Alors que la prostitution est considérée comme étant le « plus vieux métier du
monde », ses conditions évoluent à partir du XIXème siècle avec de nouvelles règles
concernant les prostituées qui sont désormais soumises à des examens médicaux contre leur
gré. Le XIXème siècle en Angleterre et en Europe est sujet à divers mouvements de
soulèvement, qu’ils viennent des classes populaires ou des élites. C’est le cas du mouvement
abolitionniste. Si on prend le terme dans sa globalité, l'abolitionnisme est un courant de
pensée qui émerge à la fin du XVIIIème siècle en Europe. Il désigne de prime abord la lutte
pour la suppression de l’esclavage. Au cours du XIXème siècle, la portée de ce terme s’est
étendue et on lui attribue ainsi la définition suivante : « mouvement visant à lutter pour la
suppression d’une tradition, d’une institution ou d’une loi ». Appliqué dans le domaine de la
prostitution, le terme « abolitionnisme » indique la lutte contre l’exploitation sexuelle et
contre le système prostituteur. Né en Grande-Bretagne, à la fin du XIXe siècle le mouvement
ne milite, au départ, pas réellement pour l’interdiction de la prostitution mais pour la
suppression du modèle de réglementation. La pionnière de ce mouvement est Joséphine
Butler. Elle naît en 1828 en Angleterre, dans une famille bourgeoise protestante. Alors
qu’elle a baigné toute son enfance dans des valeurs morales précises et avec l’idée que
l’engagement était nécessaire, elle se lance dans une lutte pour l’abolition de la
réglementation dans la prostitution. Le théâtre de son combat est l’Angleterre et, dans un
second temps l’Europe de l’Ouest. Toute la deuxième moitié du XIXème siècle, elle va livrer
une lutte acharnée contre l’Etat et les instances qui veulent réguler la prostitution et
supprimer les seules libertés qu’ont les prostituées. Ainsi, nous nous demanderons dans
quelle mesure Josephine Butler s’empare de son contexte personnel pour devenir une figure
de la lutte féministe et abolitionniste en Angleterre au XIXème siècle ? Dans un premier
temps, nous verrons les essences qui l’ont influencé et formaté sa pensée ; nous étudierons
ensuite la mise en place de l’abolitionnisme par Butler et ses effets. Enfin, dans un troisième
temps, nous soulignerons à quel point son engagement se joue dans plusieurs domaines.

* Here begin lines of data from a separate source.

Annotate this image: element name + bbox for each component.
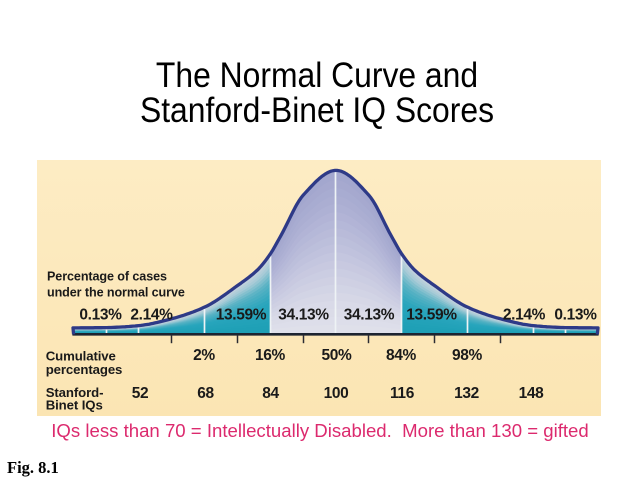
svg-text:98%: 98%: [452, 347, 483, 364]
svg-text:Binet IQs: Binet IQs: [46, 398, 103, 413]
svg-text:84%: 84%: [386, 347, 417, 364]
svg-text:13.59%: 13.59%: [216, 306, 267, 323]
svg-text:13.59%: 13.59%: [406, 306, 457, 323]
svg-text:2.14%: 2.14%: [130, 306, 173, 323]
svg-text:Cumulative: Cumulative: [46, 349, 116, 364]
svg-text:68: 68: [197, 385, 214, 402]
svg-text:116: 116: [390, 385, 415, 402]
svg-text:Percentage of cases: Percentage of cases: [47, 270, 167, 284]
svg-text:0.13%: 0.13%: [554, 306, 597, 323]
svg-text:52: 52: [132, 385, 149, 402]
svg-text:50%: 50%: [322, 347, 353, 364]
svg-text:under the normal curve: under the normal curve: [47, 286, 185, 300]
svg-text:84: 84: [262, 385, 279, 402]
svg-text:34.13%: 34.13%: [278, 306, 329, 323]
svg-text:132: 132: [454, 385, 479, 402]
svg-text:2.14%: 2.14%: [503, 306, 546, 323]
svg-text:percentages: percentages: [46, 362, 123, 377]
svg-text:Stanford-: Stanford-: [46, 385, 104, 400]
svg-text:16%: 16%: [255, 347, 286, 364]
svg-text:34.13%: 34.13%: [344, 306, 395, 323]
svg-text:2%: 2%: [193, 347, 215, 364]
svg-text:0.13%: 0.13%: [79, 306, 122, 323]
svg-text:148: 148: [519, 385, 545, 402]
svg-text:100: 100: [324, 385, 349, 402]
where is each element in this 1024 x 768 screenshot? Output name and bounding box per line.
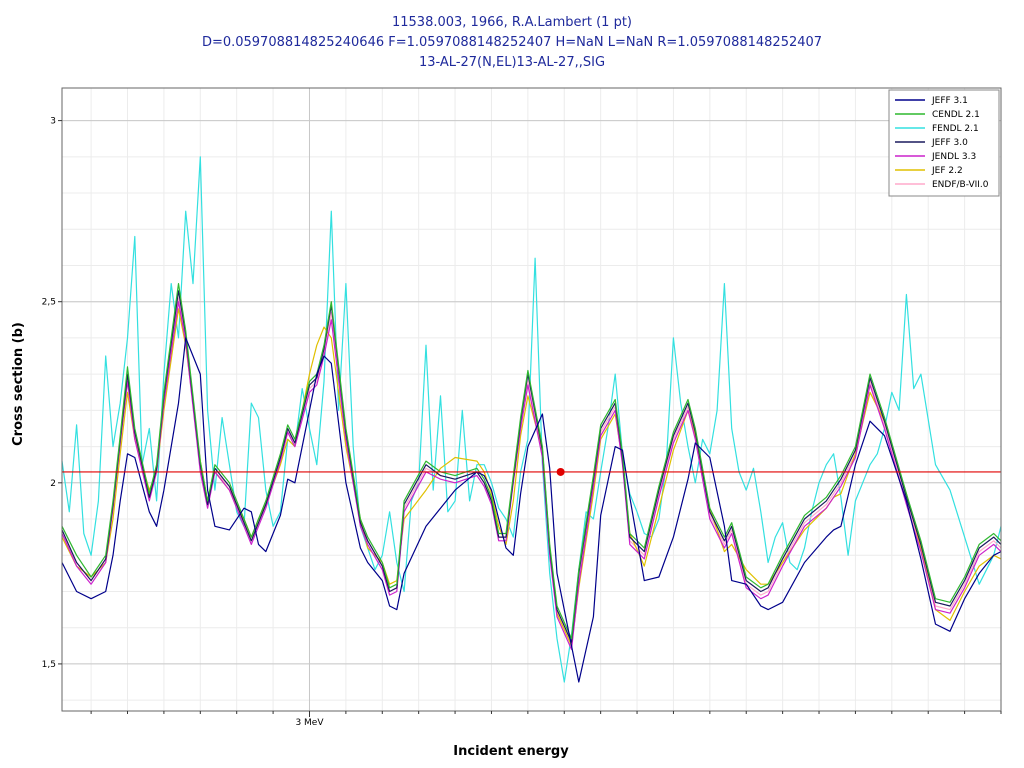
y-tick-label: 2 — [50, 479, 56, 489]
legend-label: FENDL 2.1 — [932, 124, 979, 134]
series-layer — [61, 156, 1002, 683]
legend-label: JEFF 3.1 — [931, 96, 968, 106]
reference-layer — [62, 467, 1001, 476]
series-line-jeff-3-1 — [61, 337, 1002, 683]
legend-label: CENDL 2.1 — [932, 110, 980, 120]
chart-title-line-3: 13-AL-27(N,EL)13-AL-27,,SIG — [418, 55, 606, 70]
legend-label: JENDL 3.3 — [931, 152, 976, 162]
series-line-cendl-2-1 — [61, 283, 1002, 640]
measured-data-point — [556, 467, 565, 476]
x-tick-label: 3 MeV — [295, 718, 324, 728]
series-line-fendl-2-1 — [61, 156, 1002, 683]
y-tick-label: 1,5 — [42, 660, 56, 670]
legend-label: JEF 2.2 — [931, 166, 963, 176]
chart-title-line-2: D=0.059708814825240646 F=1.0597088148252… — [201, 35, 823, 50]
y-tick-label: 2,5 — [42, 298, 56, 308]
legend-label: JEFF 3.0 — [931, 138, 968, 148]
legend-box — [888, 89, 1000, 197]
y-tick-label: 3 — [50, 117, 56, 127]
x-axis-label: Incident energy — [453, 744, 569, 759]
x-axis-ticks: 3 MeV — [90, 711, 1002, 728]
y-axis-ticks: 1,5 2 2,5 3 — [42, 117, 62, 670]
legend-label: ENDF/B-VII.0 — [932, 180, 989, 190]
chart-title-line-1: 11538.003, 1966, R.A.Lambert (1 pt) — [391, 15, 632, 30]
y-axis-label: Cross section (b) — [11, 322, 26, 446]
series-line-jendl-3-3 — [61, 301, 1002, 651]
series-line-jeff-3-0 — [61, 290, 1002, 643]
plot-frame — [61, 87, 1002, 712]
legend: JEFF 3.1 CENDL 2.1 FENDL 2.1 JEFF 3.0 JENDL … — [888, 89, 1000, 197]
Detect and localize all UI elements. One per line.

Josephine Butler grandit dans un environnement très politisé. Son père, John Grey,
était un homme engagé dans les domaines politique et social de son époque. Dans les
années 1830, il combat la réforme du droit de vote. Il participe également au débat contre
les Lois sur le blé. Enfin, sa plus grande lutte était celle contre l’esclavagisme. En effet, à la fin
du XVIIIème siècle et au début du XIXème siècle en Angleterre, les débats tournent autour
de la question de l’abolition de l’esclavage dans les colonies britanniques. John Grey, ainsi
que son cousin, Charles Grey, alors premier ministre, ont été deux acteurs phares de ce
combat abolitionniste. C’est à l’initiative de Charles Grey qu’en 1833 la Chambre des
Communes vote la loi d’émancipation abolissant l’esclavage dans toutes les colonies
britanniques. Ainsi, durant sa jeunesse, Josephine Butler assistait aux débats menés par son
père, à ses conférences. Avec le phénomène de « socialisation primaire », ce sont des
valeurs qui lui ont été inculquées et pour lesquelles elle va se battre toute sa vie. Sa mère,
Hannah Annett est également très engagée. Même si les femmes n’ont toujours pas ou peu
de place dans la vie politique au XIXème siècle, elle soutient les idées de son mari et ne reste
pas isolée dans la sphère privée. Une de ses tantes, Marguerite Grey, prône toute sa vie
l’idée que les femmes ne doivent pas être entourées de limites dans la société. Cette femme
de caractère va jusqu’à se déguiser en homme pour pouvoir assister à des séances du
Parlement alors interdites aux femmes.
Elle rencontre Georges Butler en 1849 avec qui elle se marie en 1852. Il est révérend ; ainsi
ils ont en commun leur foi évangélique avec la religion qui fait partie intégrante de leur vie.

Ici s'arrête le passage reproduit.